Employer Branding – eine Politikwissenschaftlerin und eine Germanistin in der Eigenwerbung

Vor sieben Monaten erschien dieser Blogeintrag bereits, nun nochmal mit weiteren Anmerkungen in kursiv. Wer mag sich äußern?

Ist es sinnvoll? Bringt das was? Das habe ich mich gefragt. Hier:  http://www.nina4airbnb.com/ macht eine junge Geisteswissenschaftlerinnen etwas, was normalerweise neumodisch „Employer Branding“ genannt wird (in ihrem Fall müsste man korrekter Weise von „Employee Branding“ sprechen). Employer Branding im Sinne einer positiven Darstellung und Positionierung der eigenen Firma, oder wie im Falle von Nina, sich selbst.

Die Amerikanerin Nina schreibt eine Bewerbung für das Unternehmen airbnb, in der sie den Business Plan, wie airbnb den arabischen Markt erobern könnte, darstellt. Ohne Frage, das ist eine Bewerbung, wie man sie wahrscheinlich selten sieht. Die hochgelobten Begriffe „hands-on“ und „proaktiv“ beweist sie mit dieser Studie sofort.

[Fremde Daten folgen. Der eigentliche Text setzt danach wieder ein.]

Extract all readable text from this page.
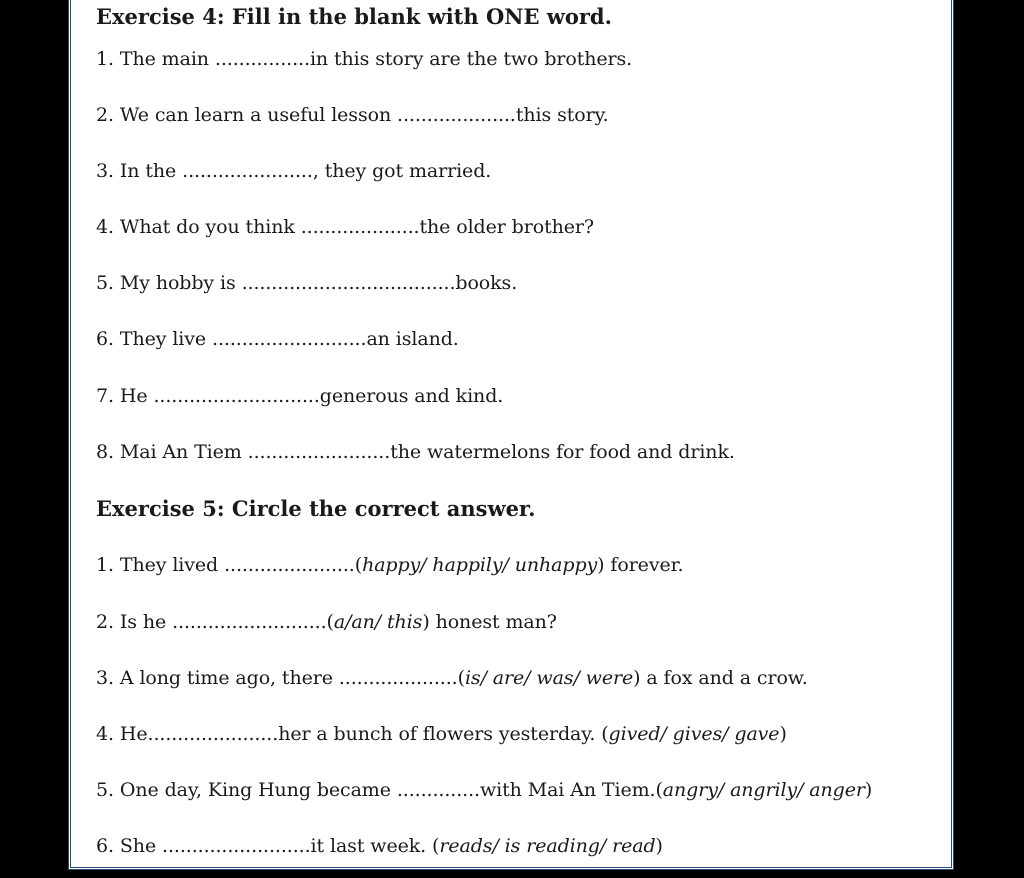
Exercise 4: Fill in the blank with ONE word.
1. The main ................in this story are the two brothers.
2. We can learn a useful lesson ....................this story.
3. In the ......................, they got married.
4. What do you think ....................the older brother?
5. My hobby is ....................................books.
6. They live ..........................an island.
7. He ............................generous and kind.
8. Mai An Tiem ........................the watermelons for food and drink.
Exercise 5: Circle the correct answer.
1. They lived ......................(happy/ happily/ unhappy) forever.
2. Is he ..........................(a/an/ this) honest man?
3. A long time ago, there ....................(is/ are/ was/ were) a fox and a crow.
4. He......................her a bunch of flowers yesterday. (gived/ gives/ gave)
5. One day, King Hung became ..............with Mai An Tiem.(angry/ angrily/ anger)
6. She .........................it last week. (reads/ is reading/ read)
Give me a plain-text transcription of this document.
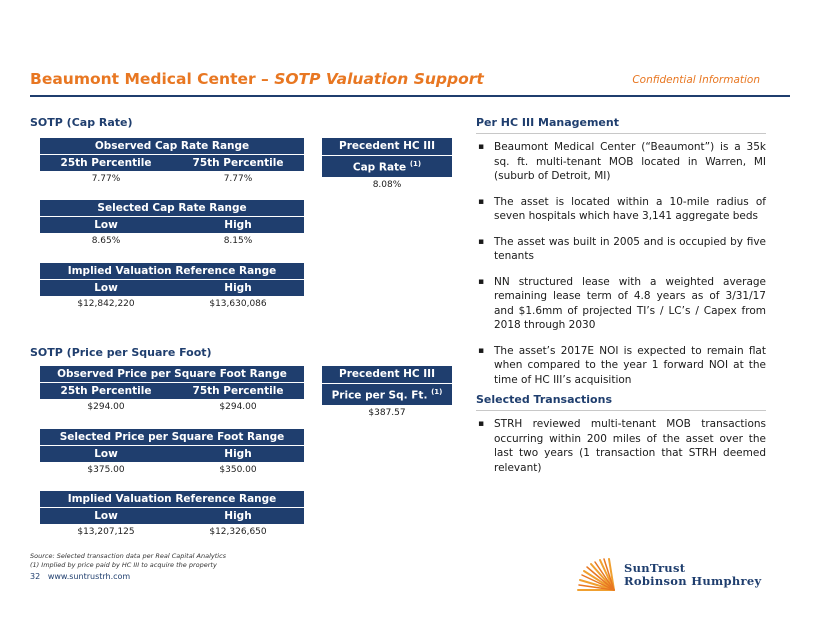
Beaumont Medical Center – SOTP Valuation Support	Confidential Information
SOTP (Cap Rate)
Observed Cap Rate Range
25th Percentile	75th Percentile
7.77%	7.77%
Precedent HC III
Cap Rate $^{(1)}$
8.08%
Selected Cap Rate Range
Low	High
8.65%	8.15%
Implied Valuation Reference Range
Low	High
$12,842,220	$13,630,086
SOTP (Price per Square Foot)
Observed Price per Square Foot Range
25th Percentile	75th Percentile
$294.00	$294.00
Precedent HC III
Price per Sq. Ft. $^{(1)}$
$387.57
Selected Price per Square Foot Range
Low	High
$375.00	$350.00
Implied Valuation Reference Range
Low	High
$13,207,125	$12,326,650
Per HC III Management
▪ Beaumont Medical Center (“Beaumont”) is a 35k sq. ft. multi-tenant MOB located in Warren, MI (suburb of Detroit, MI)
▪ The asset is located within a 10-mile radius of seven hospitals which have 3,141 aggregate beds
▪ The asset was built in 2005 and is occupied by five tenants
▪ NN structured lease with a weighted average remaining lease term of 4.8 years as of 3/31/17 and $1.6mm of projected TI’s / LC’s / Capex from 2018 through 2030
▪ The asset’s 2017E NOI is expected to remain flat when compared to the year 1 forward NOI at the time of HC III’s acquisition
Selected Transactions
▪ STRH reviewed multi-tenant MOB transactions occurring within 200 miles of the asset over the last two years (1 transaction that STRH deemed relevant)
Source: Selected transaction data per Real Capital Analytics
(1) Implied by price paid by HC III to acquire the property
32 www.suntrustrh.com
SunTrust
Robinson Humphrey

Es ist eigentlich keine Bewerbung, sondern schlussendlich bereits geleistete Arbeit. Und das bringt mich zu der Frage, ob das wirklich so sinnvoll ist. Airbnb hat hier nun also eine Idee präsentiert bekommen für lau. Muss man sich als solcher Bittsteller darstellen, um eine Chance zu haben? Laut Linkedin-Profil ist Nina, die Politikwissenschaftlerin, aber noch nicht bei airbnb gelandet.

Update nach sieben Monaten: OK, Nina ist definitiv nicht bei airbnb gelandet, aber anscheindend hat ihre Strategie gefruchtet: Sie hat mittlerweile einen Job und berichtet von ihren Erfahrungen im Harvard Business Review. Sie schreibt ganz klar die vielen Jobanfragen ihrer ungewöhnlichen Bewerbung zu, die ihr mehrere Millionen Klicks brachte.

Oder dann die Süddeutsche Vanessa, die Germanistik studiert hat. Sie hat einen Blog erstellt, eine Homepage, auf der sie sich darstellt und auf bereits geleistete Arbeit verweist. Neben einem Kurzlebenslauf finden sich auch Links zu bereits veröffentlichen Artikeln in diversen Zeitschriften und Magazinen und eine Auflistung ihrer Stärken. Ihre „Bewerbungs-Webseite“ ist also allgemein gehalten, nicht auf einen speziellen Arbeitgeber zugeschnitten, sondern soll Aufmerksamkeit erregen.

Doch die Webseite gibt es heute, nach sieben Monaten, nicht mehr. Vanessa arbeitet nun in einer Redaktion, wie man ihrem Xing-Profil entnehmen kann, doch das Xing-Profil zeigt weiterhin Studentenstatus. Ganz sicher bin ich mir nicht, ob sie nun den Berufseinstieg geschafft hat oder nicht. 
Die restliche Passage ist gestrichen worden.